Nostalgia do que nunca existiu

Eu já tinha decidido encerrar o ano com um texto sobre os enviesamentos da nostalgia e os nossos problemas com a memória, e o Público, para me facilitar a vida, fez o favor de pôr de pé um dossiê especial comparando o ano de 2013 com o de 1993 e o de 1973.

Para uma das imagens de primeira página, a direcção escolheu até uma fotografia de 1988 de Alfredo Cunha, incluída no seu livro A Cortina dos Dias – precisamente uma das obras que mais tive presentes durante 2013, e que ilustra na perfeição aquilo que quero dizer.

O livro de Alfredo Cunha impressionou-me muito pela sua colecção de extraordinárias fotos de uma pobreza avassaladora, começando no Portugal dos anos 70 e indo até finais dos anos 80, e nalguns casos até já bem dentro da década de 90. São imagens de bairros de lata pútridos, hospitais sem condições, pessoas a respigar em lixeiras a céu aberto, crianças nuas a tomarem banho em fontanários. Sempre que alguém vem com a conversa do “no meu tempo é que era bom” ou de como a crise está a fazer Portugal retroceder meio século, dava jeito ter um exemplar à mão para esfregar na cara de quem diz tais barbaridades. Não, não estamos a retroceder meio século. Não, não estávamos melhor há 20, 30, 40 ou 50 anos.

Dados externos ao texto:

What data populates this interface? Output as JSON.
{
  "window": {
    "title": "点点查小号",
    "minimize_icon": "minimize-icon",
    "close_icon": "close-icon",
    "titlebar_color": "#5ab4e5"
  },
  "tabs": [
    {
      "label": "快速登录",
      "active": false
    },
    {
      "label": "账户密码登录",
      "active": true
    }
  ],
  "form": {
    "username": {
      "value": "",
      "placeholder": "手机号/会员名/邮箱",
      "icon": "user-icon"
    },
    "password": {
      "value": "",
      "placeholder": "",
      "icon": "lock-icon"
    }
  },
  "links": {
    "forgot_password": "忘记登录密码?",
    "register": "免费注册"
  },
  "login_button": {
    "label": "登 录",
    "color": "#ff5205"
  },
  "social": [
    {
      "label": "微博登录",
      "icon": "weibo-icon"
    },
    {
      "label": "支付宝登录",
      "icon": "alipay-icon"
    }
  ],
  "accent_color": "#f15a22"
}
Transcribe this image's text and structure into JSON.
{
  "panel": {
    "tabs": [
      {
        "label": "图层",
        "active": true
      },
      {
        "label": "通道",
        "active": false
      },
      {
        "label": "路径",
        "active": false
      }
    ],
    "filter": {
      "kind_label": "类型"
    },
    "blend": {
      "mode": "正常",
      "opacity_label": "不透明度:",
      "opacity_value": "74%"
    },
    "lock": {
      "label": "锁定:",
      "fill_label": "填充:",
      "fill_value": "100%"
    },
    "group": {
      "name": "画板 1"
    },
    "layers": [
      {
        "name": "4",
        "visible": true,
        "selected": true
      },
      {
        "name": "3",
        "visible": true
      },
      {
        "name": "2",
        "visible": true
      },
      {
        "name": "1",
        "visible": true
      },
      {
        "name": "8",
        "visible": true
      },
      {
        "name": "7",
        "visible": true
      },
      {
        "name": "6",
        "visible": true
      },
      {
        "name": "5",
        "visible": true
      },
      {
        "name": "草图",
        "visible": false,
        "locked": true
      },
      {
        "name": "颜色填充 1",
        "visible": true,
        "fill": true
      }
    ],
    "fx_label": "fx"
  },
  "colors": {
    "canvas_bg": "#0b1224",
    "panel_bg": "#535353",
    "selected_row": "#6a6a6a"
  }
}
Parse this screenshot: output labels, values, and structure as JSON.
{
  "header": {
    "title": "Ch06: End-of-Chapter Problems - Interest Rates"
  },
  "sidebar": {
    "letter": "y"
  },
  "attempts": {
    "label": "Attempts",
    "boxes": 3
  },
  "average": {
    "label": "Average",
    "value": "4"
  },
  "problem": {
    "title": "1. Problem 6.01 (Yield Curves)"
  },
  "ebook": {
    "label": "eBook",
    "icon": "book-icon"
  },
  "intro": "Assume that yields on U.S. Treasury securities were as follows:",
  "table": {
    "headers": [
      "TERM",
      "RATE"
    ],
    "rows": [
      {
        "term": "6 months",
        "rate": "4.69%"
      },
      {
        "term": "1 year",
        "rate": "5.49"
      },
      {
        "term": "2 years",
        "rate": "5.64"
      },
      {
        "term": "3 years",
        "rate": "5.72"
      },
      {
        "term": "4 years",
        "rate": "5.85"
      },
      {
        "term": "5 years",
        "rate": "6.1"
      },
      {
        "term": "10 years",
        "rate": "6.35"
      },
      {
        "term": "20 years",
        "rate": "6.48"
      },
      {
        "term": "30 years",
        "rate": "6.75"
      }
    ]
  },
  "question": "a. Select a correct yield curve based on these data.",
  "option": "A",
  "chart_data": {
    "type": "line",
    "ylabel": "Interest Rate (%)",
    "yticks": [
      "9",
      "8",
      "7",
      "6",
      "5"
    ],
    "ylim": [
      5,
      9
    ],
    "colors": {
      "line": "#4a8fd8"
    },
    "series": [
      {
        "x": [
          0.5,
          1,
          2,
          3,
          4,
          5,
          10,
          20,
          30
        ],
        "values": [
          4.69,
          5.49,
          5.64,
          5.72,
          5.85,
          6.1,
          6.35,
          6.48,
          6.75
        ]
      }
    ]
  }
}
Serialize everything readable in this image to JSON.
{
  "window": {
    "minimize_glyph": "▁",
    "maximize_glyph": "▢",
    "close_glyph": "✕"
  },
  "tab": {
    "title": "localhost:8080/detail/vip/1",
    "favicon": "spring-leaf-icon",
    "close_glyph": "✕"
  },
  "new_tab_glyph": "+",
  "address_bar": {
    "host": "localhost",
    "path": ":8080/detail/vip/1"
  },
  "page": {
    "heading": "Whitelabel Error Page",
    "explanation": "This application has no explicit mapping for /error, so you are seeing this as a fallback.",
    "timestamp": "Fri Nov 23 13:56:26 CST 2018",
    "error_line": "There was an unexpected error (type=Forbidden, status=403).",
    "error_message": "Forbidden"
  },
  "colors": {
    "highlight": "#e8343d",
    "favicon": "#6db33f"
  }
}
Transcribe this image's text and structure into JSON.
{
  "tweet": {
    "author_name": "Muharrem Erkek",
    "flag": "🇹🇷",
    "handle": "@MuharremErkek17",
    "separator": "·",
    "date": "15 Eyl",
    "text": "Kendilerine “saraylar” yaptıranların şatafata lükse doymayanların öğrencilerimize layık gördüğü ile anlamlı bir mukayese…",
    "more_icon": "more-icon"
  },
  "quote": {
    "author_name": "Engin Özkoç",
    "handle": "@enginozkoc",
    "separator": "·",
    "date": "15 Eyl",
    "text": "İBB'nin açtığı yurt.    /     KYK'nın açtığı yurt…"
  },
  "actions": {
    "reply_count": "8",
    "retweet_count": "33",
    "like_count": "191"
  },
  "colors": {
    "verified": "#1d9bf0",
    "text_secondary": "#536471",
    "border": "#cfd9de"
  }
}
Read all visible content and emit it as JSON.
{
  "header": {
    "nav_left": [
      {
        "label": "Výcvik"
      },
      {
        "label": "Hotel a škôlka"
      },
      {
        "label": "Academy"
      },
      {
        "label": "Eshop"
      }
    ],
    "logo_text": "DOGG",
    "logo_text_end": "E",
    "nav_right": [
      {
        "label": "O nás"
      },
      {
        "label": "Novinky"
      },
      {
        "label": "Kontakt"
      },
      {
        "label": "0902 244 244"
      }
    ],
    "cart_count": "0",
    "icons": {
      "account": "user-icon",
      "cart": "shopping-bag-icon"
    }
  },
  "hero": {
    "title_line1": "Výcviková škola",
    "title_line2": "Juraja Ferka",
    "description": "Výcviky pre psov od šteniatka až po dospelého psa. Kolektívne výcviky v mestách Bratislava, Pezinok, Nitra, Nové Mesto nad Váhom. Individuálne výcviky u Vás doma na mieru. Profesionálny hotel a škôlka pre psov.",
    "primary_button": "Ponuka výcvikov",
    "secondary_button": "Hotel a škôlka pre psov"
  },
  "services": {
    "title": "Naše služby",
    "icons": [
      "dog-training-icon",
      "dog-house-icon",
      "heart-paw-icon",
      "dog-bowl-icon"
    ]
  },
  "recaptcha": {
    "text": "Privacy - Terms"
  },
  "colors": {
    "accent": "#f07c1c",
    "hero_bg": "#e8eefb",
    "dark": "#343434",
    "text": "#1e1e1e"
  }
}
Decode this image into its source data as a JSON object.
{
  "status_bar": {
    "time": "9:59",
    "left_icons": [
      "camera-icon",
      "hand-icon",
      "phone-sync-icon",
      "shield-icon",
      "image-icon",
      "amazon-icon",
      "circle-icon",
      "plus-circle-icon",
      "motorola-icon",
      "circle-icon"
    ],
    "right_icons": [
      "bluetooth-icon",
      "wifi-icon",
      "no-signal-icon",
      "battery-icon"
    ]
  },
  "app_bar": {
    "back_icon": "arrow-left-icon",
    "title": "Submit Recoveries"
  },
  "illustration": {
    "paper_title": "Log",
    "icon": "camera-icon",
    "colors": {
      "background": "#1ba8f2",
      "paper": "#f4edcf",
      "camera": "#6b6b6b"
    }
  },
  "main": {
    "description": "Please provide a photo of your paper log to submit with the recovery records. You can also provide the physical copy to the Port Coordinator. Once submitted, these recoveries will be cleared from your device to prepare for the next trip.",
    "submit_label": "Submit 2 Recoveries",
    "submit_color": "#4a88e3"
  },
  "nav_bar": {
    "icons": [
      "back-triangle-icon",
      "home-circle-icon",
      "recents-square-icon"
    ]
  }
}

A maldita nostalgia que em Portugal encontrou um microclima para se desenvolver esplendorosamente não é uma nostalgia daquilo que o país já foi mas, quase sempre, uma nostalgia daquilo que nós já fomos. E isso provoca desvios inadmissíveis no discurso público: nós não temos realmente saudades do que Portugal era antigamente – temos é muitas saudades dos tempos da nossa juventude. Nesta quadra natalícia, Vasco Pulido Valente assinou dois textos neste jornal, um intitulado “A morte do peru”, onde declarava que “excepto nas lojas, e mesmo nessas melancolicamente, o Natal já não existe”, já que as grandes famílias acabaram e “as criadas desapareceram”; e outro intitulado “Vender Portugal”, onde afirmava que “a velha Lisboa já não existe e a nova Lisboa não passa de uma mediocridade sem ordem ou alegria”, lamentando de caminho “a falência das pequenas tascas da Baixa e do Bairro Alto”.

Eis um exemplo perfeito daquilo a que me refiro. Talvez para uma antiga burguesia endinheirada e com uma existência pastoreada por vasta criadagem hoje em dia o Natal seja mais aborrecido do que há meio século. Mas posso garantir que para a vasta maioria dos portugueses ele é muito mais divertido do que em 1955. Talvez para quem se mantém eternamente fiel à mesma mesa do mesmo restaurante, Lisboa hoje não passe de “uma mediocridade sem ordem ou alegria”. Mas basta sair à rua para ver que se há coisa em que evoluímos drasticamente – e, neste caso, apesar da crise – é na qualidade da vida urbana e da restauração e na forma como uma classe média aprendeu a viver a cidade: as pessoas correm à beira-rio, andam de bicicleta, reúnem-se para beber um copo no final do trabalho.

Com a nossa típica memória de curto prazo, tendemos a esquecer o quanto evoluímos, o quanto melhorou a nossa qualidade de vida, o quão mais ricos hoje somos. A crise é terrível, está a fazer crescer as desigualdades e a mandar-nos uma década para trás. Eu não quero fechar os olhos a isso. Mas nós precisamos de ter a justa memória do nosso passado e uma avaliação sincera do nosso presente se queremos realmente construir um melhor futuro.